Una historia arriesgada que siempre se repite
por Raimundo Ortega
Miguel Córdoba Bueno
Historia de los productos financieros (Neolítico-2016)
Madrid, Kindle, 2018
656 pp. 18,30 pp. COMPRAR ESTE LIBRO
Historia de los productos financieros (Neolítico-2016)
Madrid, Kindle, 2018
656 pp. 18,30 pp. COMPRAR ESTE LIBRO
Dicho esto, y por si algún lector pudiera desconfiar de la capacidad
del autor para enfrentarse a tan enciclopédico empeño, permítaseme una
presentación muy escueta de su experiencia y cualificaciones académicas
contrastadas: ¡en estos tiempos, toda precaución en este punto es poca!
Miguel Córdoba trabajó durante treinta y cuatro años en uno de los
mayores bancos españoles y recorrió los departamentos de Operaciones,
Banca de Inversiones, Bolsa y Dirección Financiera, simultaneando ese
quehacer profesional con la docencia en dos centros universitarios
madrileños: como profesor de Matemáticas y Teoría de la Decisión, así
como de Modelos para Análisis Financiero, en la Facultad de Ciencias
Económicas y Empresariales de la Universidad CEU-San Pablo, y de Gestión
Bancaria en la Universidad Carlos III. Sobre esas cuestiones tiene
publicados varios tratados, además de otros sobre temas más concretos,
tales como los mercados de renta fija, las stock options o estrategias corporativas como las OPA.
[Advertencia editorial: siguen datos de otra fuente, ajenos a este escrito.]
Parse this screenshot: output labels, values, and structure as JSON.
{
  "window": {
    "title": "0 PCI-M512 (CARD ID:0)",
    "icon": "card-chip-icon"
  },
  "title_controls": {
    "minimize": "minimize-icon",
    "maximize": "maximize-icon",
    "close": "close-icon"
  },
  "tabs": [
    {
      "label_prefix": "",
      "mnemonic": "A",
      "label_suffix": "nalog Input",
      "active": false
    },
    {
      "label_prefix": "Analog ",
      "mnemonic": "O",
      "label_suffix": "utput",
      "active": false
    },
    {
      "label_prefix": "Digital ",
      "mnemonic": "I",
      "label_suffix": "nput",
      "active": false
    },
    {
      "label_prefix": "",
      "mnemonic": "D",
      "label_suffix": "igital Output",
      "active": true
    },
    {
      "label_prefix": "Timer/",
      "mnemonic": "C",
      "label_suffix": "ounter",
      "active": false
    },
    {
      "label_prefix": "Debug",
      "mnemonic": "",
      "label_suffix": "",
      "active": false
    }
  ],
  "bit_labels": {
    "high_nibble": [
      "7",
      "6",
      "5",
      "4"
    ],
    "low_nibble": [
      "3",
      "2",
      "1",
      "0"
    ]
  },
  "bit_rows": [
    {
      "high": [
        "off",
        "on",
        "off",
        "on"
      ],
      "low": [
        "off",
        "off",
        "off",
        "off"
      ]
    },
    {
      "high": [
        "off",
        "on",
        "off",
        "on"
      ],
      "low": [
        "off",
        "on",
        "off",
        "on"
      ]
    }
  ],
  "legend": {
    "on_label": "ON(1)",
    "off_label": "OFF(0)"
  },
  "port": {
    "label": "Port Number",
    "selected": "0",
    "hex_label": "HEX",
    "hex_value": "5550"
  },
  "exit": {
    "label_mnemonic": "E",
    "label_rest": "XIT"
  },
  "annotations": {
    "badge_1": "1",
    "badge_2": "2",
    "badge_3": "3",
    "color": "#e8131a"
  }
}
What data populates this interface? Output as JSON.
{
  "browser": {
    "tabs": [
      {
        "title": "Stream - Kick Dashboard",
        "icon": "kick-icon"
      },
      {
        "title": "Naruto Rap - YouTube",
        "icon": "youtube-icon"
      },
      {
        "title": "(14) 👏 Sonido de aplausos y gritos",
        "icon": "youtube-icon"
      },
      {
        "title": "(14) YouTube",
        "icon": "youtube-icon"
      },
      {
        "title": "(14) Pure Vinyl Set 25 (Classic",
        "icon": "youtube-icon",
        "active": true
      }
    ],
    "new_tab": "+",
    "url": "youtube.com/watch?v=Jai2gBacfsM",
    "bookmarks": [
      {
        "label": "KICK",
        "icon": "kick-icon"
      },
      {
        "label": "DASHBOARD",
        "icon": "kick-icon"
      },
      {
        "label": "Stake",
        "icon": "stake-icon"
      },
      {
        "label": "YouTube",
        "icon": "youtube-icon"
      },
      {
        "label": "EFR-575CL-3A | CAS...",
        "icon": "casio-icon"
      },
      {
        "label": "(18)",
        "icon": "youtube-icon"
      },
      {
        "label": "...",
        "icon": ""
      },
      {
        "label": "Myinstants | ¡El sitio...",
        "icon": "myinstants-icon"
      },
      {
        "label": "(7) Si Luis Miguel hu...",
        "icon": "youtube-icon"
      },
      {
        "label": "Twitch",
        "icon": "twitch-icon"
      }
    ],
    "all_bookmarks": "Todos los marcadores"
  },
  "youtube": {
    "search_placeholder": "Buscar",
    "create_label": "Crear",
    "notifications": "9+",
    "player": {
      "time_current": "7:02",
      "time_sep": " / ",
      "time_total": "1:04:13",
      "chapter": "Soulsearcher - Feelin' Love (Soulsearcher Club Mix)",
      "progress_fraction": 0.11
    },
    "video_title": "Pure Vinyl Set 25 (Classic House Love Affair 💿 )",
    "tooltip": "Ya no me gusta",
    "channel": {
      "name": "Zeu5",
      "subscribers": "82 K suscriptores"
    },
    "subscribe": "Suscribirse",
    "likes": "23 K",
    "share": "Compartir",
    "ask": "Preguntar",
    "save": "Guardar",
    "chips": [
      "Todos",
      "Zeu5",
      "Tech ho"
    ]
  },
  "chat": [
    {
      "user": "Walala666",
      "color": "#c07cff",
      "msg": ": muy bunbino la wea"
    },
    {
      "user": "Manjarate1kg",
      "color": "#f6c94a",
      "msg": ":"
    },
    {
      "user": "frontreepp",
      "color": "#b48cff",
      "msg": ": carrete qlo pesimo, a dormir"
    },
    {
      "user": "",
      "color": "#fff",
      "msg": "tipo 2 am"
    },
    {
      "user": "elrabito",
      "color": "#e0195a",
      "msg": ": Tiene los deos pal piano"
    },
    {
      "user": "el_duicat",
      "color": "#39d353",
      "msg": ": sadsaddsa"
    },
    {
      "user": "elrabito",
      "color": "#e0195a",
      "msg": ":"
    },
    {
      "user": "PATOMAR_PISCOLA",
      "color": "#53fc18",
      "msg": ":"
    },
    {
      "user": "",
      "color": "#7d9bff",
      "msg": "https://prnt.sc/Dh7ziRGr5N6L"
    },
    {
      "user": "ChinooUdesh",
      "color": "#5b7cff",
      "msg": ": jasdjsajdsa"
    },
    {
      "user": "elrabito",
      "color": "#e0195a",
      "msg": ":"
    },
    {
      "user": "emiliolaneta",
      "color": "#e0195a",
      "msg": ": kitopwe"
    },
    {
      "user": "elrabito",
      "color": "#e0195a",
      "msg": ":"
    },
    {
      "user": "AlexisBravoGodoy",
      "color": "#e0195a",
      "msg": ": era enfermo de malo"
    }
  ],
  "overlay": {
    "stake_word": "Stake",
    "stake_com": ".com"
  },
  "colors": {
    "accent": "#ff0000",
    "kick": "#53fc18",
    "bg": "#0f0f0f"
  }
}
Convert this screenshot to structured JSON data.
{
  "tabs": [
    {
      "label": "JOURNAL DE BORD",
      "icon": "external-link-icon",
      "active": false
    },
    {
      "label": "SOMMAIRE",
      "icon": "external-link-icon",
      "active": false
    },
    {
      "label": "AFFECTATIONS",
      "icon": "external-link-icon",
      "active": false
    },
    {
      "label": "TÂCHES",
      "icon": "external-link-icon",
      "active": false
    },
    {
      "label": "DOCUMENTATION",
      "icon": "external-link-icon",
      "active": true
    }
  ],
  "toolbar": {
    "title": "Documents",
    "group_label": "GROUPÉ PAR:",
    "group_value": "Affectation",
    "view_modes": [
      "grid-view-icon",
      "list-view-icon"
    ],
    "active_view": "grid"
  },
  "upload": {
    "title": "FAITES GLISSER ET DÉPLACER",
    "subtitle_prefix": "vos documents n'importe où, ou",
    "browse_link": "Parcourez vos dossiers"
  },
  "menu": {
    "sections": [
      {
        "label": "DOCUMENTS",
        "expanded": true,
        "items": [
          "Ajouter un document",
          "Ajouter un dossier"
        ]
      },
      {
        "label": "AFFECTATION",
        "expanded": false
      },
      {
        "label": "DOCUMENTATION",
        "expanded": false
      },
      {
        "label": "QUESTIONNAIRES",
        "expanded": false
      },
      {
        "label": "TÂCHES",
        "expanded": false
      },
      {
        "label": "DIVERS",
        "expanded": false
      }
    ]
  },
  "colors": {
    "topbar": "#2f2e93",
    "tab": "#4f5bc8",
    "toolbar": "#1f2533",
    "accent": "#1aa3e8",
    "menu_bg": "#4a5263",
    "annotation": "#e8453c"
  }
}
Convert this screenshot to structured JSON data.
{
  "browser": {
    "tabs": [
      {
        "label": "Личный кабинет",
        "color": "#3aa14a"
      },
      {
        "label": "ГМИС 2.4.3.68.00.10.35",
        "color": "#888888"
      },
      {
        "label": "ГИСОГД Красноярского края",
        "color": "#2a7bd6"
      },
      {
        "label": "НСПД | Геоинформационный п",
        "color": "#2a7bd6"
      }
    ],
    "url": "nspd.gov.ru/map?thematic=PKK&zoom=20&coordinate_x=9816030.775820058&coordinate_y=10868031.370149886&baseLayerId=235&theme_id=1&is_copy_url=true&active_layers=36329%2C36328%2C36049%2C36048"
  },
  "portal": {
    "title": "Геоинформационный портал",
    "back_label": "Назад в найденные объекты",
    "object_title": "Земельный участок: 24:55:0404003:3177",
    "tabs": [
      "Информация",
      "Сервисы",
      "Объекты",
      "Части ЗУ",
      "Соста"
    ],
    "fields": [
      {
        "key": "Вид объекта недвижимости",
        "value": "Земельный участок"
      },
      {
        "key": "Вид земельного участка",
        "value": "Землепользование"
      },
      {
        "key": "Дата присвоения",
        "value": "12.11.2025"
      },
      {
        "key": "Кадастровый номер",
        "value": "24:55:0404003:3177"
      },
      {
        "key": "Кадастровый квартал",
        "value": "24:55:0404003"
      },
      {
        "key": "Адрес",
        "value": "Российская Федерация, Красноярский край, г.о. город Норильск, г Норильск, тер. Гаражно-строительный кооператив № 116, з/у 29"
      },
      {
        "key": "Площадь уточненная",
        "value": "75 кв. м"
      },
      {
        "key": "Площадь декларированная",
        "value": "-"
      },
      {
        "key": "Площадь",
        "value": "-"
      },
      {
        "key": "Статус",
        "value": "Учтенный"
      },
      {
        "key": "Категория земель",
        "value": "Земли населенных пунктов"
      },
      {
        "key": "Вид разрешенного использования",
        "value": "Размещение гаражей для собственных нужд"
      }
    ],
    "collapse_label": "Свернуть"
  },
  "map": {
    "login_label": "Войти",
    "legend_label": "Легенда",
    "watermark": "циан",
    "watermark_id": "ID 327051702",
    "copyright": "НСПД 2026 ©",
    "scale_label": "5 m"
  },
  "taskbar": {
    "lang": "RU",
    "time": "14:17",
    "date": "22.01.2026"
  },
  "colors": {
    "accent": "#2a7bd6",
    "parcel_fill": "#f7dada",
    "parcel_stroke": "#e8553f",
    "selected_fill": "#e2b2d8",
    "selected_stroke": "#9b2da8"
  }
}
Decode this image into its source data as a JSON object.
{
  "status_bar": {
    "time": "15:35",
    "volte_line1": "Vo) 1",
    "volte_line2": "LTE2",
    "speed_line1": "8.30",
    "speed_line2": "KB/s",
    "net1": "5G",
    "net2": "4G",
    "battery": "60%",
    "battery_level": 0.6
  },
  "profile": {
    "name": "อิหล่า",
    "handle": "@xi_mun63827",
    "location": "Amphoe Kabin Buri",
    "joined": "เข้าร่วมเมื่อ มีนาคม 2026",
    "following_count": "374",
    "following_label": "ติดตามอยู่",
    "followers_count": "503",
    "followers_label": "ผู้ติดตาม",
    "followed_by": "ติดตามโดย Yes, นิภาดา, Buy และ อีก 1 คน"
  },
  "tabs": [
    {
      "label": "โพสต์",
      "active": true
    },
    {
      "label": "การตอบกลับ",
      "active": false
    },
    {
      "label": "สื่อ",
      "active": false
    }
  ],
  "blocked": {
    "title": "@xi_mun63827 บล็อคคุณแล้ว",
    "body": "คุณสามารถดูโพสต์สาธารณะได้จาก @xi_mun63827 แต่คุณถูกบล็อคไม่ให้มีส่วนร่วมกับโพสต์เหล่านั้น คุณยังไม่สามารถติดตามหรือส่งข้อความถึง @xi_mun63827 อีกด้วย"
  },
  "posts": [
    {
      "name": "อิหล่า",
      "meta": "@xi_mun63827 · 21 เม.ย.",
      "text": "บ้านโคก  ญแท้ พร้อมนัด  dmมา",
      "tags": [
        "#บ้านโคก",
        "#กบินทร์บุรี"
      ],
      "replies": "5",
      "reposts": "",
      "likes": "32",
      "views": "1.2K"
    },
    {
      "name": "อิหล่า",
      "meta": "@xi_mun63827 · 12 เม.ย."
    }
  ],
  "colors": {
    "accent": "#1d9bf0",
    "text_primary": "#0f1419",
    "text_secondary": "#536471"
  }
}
En su Introducción, el autor anuncia que su libro, «necesariamente
breve» (¡618 páginas de texto y veintiséis de bibliografía e índices!)
se propone describir la evolución de los productos financieros desde el
origen de la civilización hasta nuestros días. Tan monumental objetivo
se organiza en once capítulos que comienzan señalando el intercambio de
productos agrícolas por hachas de bronce y el préstamo de semillas de
siembra en el Neolítico, documentado mediante tablillas de arcilla, y la
aparición del tipo de interés en la antigua Babilonia, así como la del
dinero en Grecia (año 2000 a. C.). No menos frecuentes fueron en esos
tiempos la utilización de esclavos como activos de renta susceptibles de
ser alquilados a terceros o empleados como garantía del pago de una
deuda. China inventó el papel moneda a finales del siglo x d. C. y,
curiosamente, los iraníes consideraban ya a mediados del siglo v a. C.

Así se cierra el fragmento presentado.